2. Dünya Savaşı sonrası siyasal sistemi Trump zaten dağıttı. O sistemin ekonomik ayağı olan IMF-Dünya Bankası yapılanmasını da, Almanya Dışişleri Bakanı dağıtıyor. Zaten biri olmazsa, diğeri de olmaz.
Gerçi bu radikal önerilerin Başbakan Merkel’in onayından geçmediği, koalisyon ortağı Sosyal Demokrat Parti üyesi dışişleri bakanının kendi görüşü olduğu sonradan açıklandı. Merkel, ABD ile ilişkilerin faydasını anlatmaya başladı.

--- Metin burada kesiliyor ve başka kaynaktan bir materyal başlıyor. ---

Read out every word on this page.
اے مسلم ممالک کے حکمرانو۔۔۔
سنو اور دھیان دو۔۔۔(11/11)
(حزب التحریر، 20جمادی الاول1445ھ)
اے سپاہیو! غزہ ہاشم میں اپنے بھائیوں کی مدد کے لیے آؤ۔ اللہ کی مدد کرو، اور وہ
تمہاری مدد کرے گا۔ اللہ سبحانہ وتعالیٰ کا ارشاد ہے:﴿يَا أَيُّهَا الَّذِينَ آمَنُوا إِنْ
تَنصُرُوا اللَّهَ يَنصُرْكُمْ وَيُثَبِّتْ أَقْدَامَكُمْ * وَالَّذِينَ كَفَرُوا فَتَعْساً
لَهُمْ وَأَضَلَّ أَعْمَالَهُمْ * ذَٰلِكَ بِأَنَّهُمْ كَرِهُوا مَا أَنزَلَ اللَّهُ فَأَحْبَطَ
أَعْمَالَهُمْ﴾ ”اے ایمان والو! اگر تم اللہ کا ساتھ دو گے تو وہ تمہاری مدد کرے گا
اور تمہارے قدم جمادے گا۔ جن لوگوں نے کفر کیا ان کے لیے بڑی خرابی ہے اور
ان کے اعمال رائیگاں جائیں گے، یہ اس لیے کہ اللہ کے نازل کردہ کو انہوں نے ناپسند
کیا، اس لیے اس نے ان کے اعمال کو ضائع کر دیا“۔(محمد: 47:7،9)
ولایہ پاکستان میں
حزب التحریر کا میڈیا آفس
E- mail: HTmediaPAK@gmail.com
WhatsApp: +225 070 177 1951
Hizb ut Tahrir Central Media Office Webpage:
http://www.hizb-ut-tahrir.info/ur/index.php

Aslında Merkel de Trump ABDsi ile uzun yol olmadığını biliyor, ancak son sözü Almanya’nın söylemesini istemiyor ve kapıyı aralık bırakıyor.
Dışişleri Bakanı Maas ise ‘ABD kırmızı çizgileri geçtiğinde Avrupa’nın karşı denge oluşturmasını’, Dünyada ABD’nin çekildiği yerleri Avrupa’nın doldurmasını istiyor. Ayrıca ABD’nin ‘AB’yi yok sayarak AB’ye zarar verecek adımlar atmasına’ tepki gösteriyor. Bakan, Avrupa ile ABD’nin dengeli bir ortaklık sürdürmesini istiyor.
Demek, ABD adımlarının zararını gören, dengesizlik ve adaletsizlik yaşayıp buna itiraz eden, sadece Türkiye değil. Avrupa ile ABD’nin çok ayrıcalıklı, pek özel ve düşman çatlatacak kadar yakın ilişkilerinde bile ‘kırmızı çizgi’ sorunu olduğunu duymak, hayli eğlenceli. Kırmızı çizgilere saygı duyulmaması, dengesiz ilişki, keyfi uygulamalar Türkiye’nin Batı ile ilişkilerinde son 70 yılın sorundur. Almanya böyle bir sorun olduğunun farkına yeni varmış.
Bana ‘Efendim’ dediler...
Trump Amerikasının sözlüğünde ‘müttefik’ kelimesinin olmadığı, son dönemde çarpıcı örneklerle sergileniyor. Şaşıran sadece Türkiye değil. Mantıksız saldırılara hedef olan sadece Türkiye değil.
Trump 11-12 Temmuz NATO zirvesinde ‘‘Türkiye hariç...’’ deyip bütün diğer ülkelere yüklenmişti. O zirvede yaşananları, önceki gün bir mitingde kendi yorumuyla anlattı: Zirvede ABD’nin NATO’dan çıkabileceğini söylemiş.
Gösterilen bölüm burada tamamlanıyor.